„Ich hätte durchaus nichts gegen ein paar weitere Zalandos“
Herr Müller, in der Berliner Startup-Szene sind viele neue Jobs entstanden. Welchen Anteil hat Ihre Politik daran?
Michael Müller: Zu Beginn des Berliner Startup-Booms hat die Berliner Politik eher indirekt auf das Startup-Umfeld eingewirkt, indem wir Berlin als internationale und tolerante Metropole weiterentwickelt haben. Seit 2012 haben wir dann etwa über den bei mir angesiedelten Startup-Roundtable aktiv intensive Kontakte zur Szene aufgebaut und in vielen Bereichen das Gründungs- und Wachstumsumfeld verbessert. So haben wir Finanzierung und Förderung deutlich aufgestockt und auf digitale Produkte ausgerichtet. Über die von TU-Präsident Thomsen und mir angestoßene 10-Punkte-Agenda Digitalisierung stärken wir digitale Infrastrukturen und digitale Inhalte in Wissenschaft und Forschung. Wir unterstützen bei der Vernetzung mit etablierten Unternehmen und bei der Internationalisierung. Und wir haben die Startup-Metropole in unserer politischen Agenda, in unserer Öffentlichkeitsarbeit und im Hauptstadt-Marketing zu einem Topthema gemacht.

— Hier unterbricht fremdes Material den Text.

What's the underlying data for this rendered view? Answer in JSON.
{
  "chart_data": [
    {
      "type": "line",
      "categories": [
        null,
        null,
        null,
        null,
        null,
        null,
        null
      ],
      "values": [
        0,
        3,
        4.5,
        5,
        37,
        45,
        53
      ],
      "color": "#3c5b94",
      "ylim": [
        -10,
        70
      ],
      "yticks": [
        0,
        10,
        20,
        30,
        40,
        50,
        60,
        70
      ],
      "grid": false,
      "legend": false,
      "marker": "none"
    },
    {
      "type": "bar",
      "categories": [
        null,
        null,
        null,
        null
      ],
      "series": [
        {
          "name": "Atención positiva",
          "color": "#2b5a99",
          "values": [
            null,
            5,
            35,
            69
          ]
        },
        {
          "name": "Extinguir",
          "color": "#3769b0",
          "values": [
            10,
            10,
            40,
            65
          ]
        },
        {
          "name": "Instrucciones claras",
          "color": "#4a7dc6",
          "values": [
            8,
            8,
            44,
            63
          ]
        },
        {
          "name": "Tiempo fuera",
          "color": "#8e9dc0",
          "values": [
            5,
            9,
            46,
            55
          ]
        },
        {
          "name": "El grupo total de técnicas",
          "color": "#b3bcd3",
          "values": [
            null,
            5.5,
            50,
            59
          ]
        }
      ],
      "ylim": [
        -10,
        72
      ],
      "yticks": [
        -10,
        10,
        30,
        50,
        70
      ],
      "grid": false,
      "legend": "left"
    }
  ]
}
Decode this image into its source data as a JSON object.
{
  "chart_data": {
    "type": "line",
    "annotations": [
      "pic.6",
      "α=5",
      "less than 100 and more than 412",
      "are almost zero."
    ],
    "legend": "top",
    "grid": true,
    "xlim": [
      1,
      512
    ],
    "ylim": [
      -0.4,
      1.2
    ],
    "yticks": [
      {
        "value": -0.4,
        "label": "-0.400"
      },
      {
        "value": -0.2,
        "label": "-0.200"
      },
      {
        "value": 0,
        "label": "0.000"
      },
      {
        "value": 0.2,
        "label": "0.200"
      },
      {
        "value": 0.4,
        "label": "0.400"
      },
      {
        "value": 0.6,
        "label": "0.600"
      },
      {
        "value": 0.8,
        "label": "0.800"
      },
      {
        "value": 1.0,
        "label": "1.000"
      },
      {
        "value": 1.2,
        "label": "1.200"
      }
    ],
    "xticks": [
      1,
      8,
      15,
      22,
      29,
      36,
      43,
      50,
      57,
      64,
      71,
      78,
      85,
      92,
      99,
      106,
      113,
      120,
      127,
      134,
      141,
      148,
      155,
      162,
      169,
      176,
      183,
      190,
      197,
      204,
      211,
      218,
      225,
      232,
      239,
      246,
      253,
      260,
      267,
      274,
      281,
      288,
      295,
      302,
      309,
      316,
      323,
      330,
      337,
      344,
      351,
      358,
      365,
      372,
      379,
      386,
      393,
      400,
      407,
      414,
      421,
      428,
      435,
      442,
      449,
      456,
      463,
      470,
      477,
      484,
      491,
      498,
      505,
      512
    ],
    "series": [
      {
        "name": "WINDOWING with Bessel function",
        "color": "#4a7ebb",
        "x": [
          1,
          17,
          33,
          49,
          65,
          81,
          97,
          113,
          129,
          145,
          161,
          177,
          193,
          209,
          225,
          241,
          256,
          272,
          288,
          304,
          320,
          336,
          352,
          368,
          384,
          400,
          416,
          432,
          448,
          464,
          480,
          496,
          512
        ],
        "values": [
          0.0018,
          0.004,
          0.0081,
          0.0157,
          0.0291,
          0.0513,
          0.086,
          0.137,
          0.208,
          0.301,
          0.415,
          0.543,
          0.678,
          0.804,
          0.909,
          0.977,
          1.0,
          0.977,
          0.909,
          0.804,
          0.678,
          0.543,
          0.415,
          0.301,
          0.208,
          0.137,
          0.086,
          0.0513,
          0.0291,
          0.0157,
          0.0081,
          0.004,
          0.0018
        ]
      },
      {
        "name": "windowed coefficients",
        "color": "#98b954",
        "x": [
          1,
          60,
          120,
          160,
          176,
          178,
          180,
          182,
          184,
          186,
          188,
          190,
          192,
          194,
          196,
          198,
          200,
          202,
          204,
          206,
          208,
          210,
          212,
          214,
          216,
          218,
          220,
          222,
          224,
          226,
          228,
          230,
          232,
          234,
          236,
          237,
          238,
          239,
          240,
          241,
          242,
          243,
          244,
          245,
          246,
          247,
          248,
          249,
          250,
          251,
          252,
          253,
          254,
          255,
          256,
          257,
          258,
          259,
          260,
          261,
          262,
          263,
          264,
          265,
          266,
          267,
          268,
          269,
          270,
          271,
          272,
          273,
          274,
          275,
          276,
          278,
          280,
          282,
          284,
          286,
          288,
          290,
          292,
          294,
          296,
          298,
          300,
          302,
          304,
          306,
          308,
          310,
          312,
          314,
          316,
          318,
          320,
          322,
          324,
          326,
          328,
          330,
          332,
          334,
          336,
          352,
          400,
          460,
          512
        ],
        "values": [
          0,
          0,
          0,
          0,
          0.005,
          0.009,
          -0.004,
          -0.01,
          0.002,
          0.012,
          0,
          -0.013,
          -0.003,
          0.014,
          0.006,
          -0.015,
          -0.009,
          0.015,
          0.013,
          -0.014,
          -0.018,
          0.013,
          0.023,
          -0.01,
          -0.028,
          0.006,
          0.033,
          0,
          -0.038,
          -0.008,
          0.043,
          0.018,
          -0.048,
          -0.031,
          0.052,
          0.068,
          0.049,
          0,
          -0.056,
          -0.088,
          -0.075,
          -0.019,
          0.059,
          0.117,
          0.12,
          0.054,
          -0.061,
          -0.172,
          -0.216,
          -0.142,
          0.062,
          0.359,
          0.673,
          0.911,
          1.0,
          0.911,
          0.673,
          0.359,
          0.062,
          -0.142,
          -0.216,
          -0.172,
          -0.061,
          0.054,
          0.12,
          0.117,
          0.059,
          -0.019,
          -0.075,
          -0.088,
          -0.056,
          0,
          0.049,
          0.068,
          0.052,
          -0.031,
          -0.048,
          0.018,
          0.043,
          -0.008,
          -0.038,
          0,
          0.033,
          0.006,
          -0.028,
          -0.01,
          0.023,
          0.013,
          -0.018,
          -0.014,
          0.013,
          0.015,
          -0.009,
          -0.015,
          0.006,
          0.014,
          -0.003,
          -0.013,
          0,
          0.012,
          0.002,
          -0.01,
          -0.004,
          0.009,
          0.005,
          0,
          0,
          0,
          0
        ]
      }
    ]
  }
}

Wo sehen Sie Versäumnisse der Politik?
Michael Müller: Die Fachverwaltungen sollten bei Querschnittsthemen wie Digitalisierung und Startups noch stärker ressortübergreifend und interdisziplinär zusammenarbeiten. Ich würde mir zudem wünschen, dass manche Prozesse in der Stadt schneller laufen und wir politische Ziele zügiger umgesetzt bekommen. Perspektivisch ist mir vor allem wichtig, dass wir für die Berliner Startups ausreichend Räume für weiteres Wachstum sichern und schaffen.
Was erwarten Sie von den Startups?
Michael Müller: Zunächst freue ich mich über jedes Unternehmen, das in Berlin gegründet wird, hier vor Ort wächst und dem Standort treu bleibt. Ich hätte durchaus nichts gegen ein paar weitere Zalandos. Klar ist, dass sich Startups zu Beginn primär um ihr Produkt und die Finanzierung kümmern. Für bestimmte Themen ist in der Anfangsphase nachvollziehbarerweise wenig Raum. In den späteren Phasen erwarte ich aber schon, dass sich die Startups genauso wie die etablierten Unternehmen auch mit Fragen der Ausbildung oder der Arbeitnehmerrechte befassen. Als Berliner Senat haben wir die Verbundausbildung gestärkt, so gibt es etwa die Möglichkeit, dass ein Startup und ein etabliertes Unternehmen gemeinsam ausbilden. Ich finde, das könnten noch mehr Startups nutzen. Beeindruckend finde ich, wie sich viele Startups für die Stadt engagieren und sich ehrenamtlich einbringen. Begeistert bin ich davon, dass sich das Ökosystem mittlerweile selbst regeneriert und ältere Startups in Infrastrukturen für neue Gründungen investieren oder selbst anbieten. Deshalb bin ich auch davon überzeugt, dass der Startup-Boom in Berlin nachhaltig sein wird.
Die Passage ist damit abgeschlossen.